Pukul enam pagi, mereka sudah rapi. Bunga mengenakan blouse sederhana dan celana jins, terlihat seperti mahasiswi pada umumnya. Arga juga santai, memakai kaus polo dan celana kargo. Mereka terlihat seperti... kakak dan adik yang akan pergi berlibur.

Momen sarapan adalah yang terberat. Ibu Bunga memasak nasi goreng kesukaan putrinya, tapi matanya sembap. Ayah lebih banyak diam, membaca koran dengan terbalik.

"Nanti di sana," Ibu memulai nasihatnya yang ke seratus kali, "jangan lupa makan. Kamu itu, Nduk, kalau sudah asyik sama buku, lupa waktu."

"Iya, Buk..."

"Arga," Ayah Bunga melipat korannya. "Ayah titip Bunga sepenuhnya sama kamu. Dia kadang keras kepala, tapi hatinya baik. Kalau dia nakal, kamu jewer aja telinganya."

"Ih, Ayah!" protes Bunga.

Arga tersenyum tipis. "Siap, Om. Pasti Arga jaga."

"Jangan panggil Om lagi," koreksi Ayah. "Panggil Ayah. Kamu sekarang anak Ayah juga."

Arga terlihat sedikit kaget, lalu mengangguk kaku. "Iya... Ayah."

Pukul setengah tujuh, mobil sewaan yang akan membawa mereka ke bandara tiba. Inilah saatnya.

Bunga memeluk Ibunya erat-erat. Tangisnya yang ia tahan sejak Subuh akhirnya pecah. "Ibu... Bunga berangkat, ya. Ibu jaga kesehatan. Jangan capek-capek."

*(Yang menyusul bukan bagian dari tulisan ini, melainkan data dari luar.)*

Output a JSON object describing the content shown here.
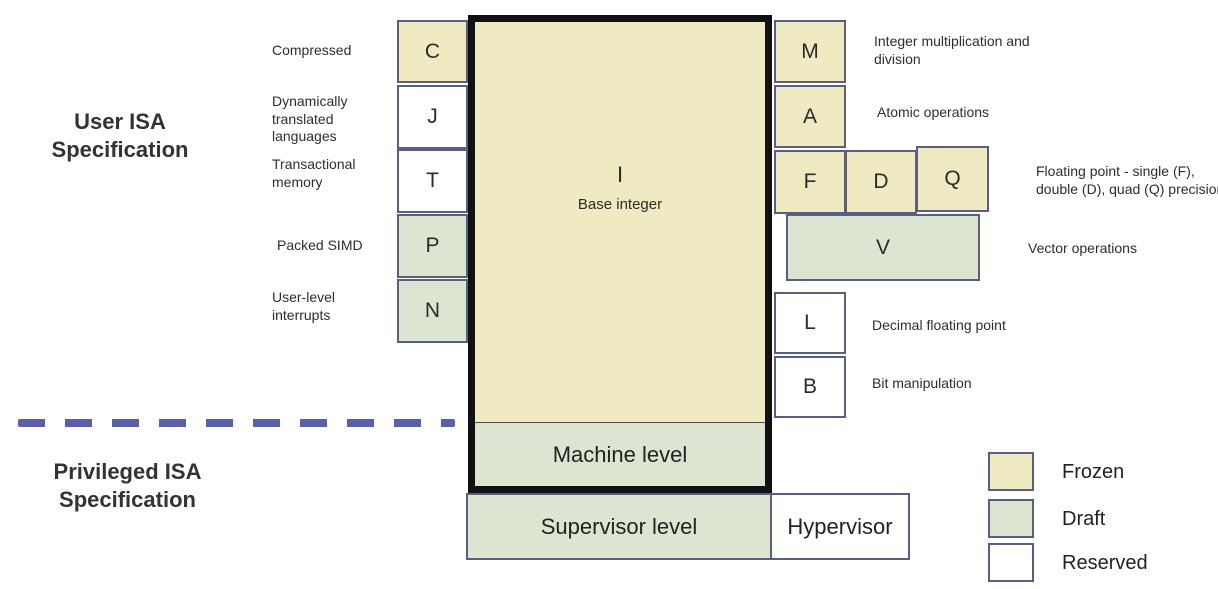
{
  "headings": {
    "user": "User ISA Specification",
    "privileged": "Privileged ISA Specification"
  },
  "base_box": {
    "letter": "I",
    "name": "Base integer",
    "status": "frozen"
  },
  "levels": {
    "machine": {
      "label": "Machine level",
      "status": "draft"
    },
    "supervisor": {
      "label": "Supervisor level",
      "status": "draft"
    },
    "hypervisor": {
      "label": "Hypervisor",
      "status": "reserved"
    }
  },
  "left_extensions": [
    {
      "letter": "C",
      "status": "frozen",
      "label": "Compressed"
    },
    {
      "letter": "J",
      "status": "reserved",
      "label": "Dynamically translated languages"
    },
    {
      "letter": "T",
      "status": "reserved",
      "label": "Transactional memory"
    },
    {
      "letter": "P",
      "status": "draft",
      "label": "Packed SIMD"
    },
    {
      "letter": "N",
      "status": "draft",
      "label": "User-level interrupts"
    }
  ],
  "right_extensions": [
    {
      "letter": "M",
      "status": "frozen",
      "label": "Integer multiplication and division"
    },
    {
      "letter": "A",
      "status": "frozen",
      "label": "Atomic operations"
    },
    {
      "letter": "F",
      "status": "frozen",
      "label": ""
    },
    {
      "letter": "D",
      "status": "frozen",
      "label": ""
    },
    {
      "letter": "Q",
      "status": "frozen",
      "label": "Floating point - single (F), double (D), quad (Q) precision"
    },
    {
      "letter": "V",
      "status": "draft",
      "label": "Vector operations"
    },
    {
      "letter": "L",
      "status": "reserved",
      "label": "Decimal floating point"
    },
    {
      "letter": "B",
      "status": "reserved",
      "label": "Bit manipulation"
    }
  ],
  "legend": [
    {
      "label": "Frozen",
      "status": "frozen"
    },
    {
      "label": "Draft",
      "status": "draft"
    },
    {
      "label": "Reserved",
      "status": "reserved"
    }
  ],
  "colors": {
    "frozen": "#F0EAC2",
    "draft": "#DCE5D2",
    "reserved": "#FFFFFF",
    "border": "#5A5F7E",
    "frame": "#111111",
    "divider": "#5C5FA9"
  }
}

"Iya, Nduk, iya," Ibunya terisak, mengusap punggung Bunga. "Kamu juga di sana. Nurut kata suami, ya. Jangan bikin Arga pusing."

Bunga melepas pelukannya dan beralih ke Ayah. Laki-laki tegar itu matanya berkaca-kaca. Bunga mencium tangannya. "Ayah, Bunga pamit."

Ayah hanya mengangguk, tidak bisa berkata-kata. Ia menepuk-nepuk puncak kepala Bunga, usapan yang sama persis seperti yang Arga lakukan semalam. Hati Bunga mencelos.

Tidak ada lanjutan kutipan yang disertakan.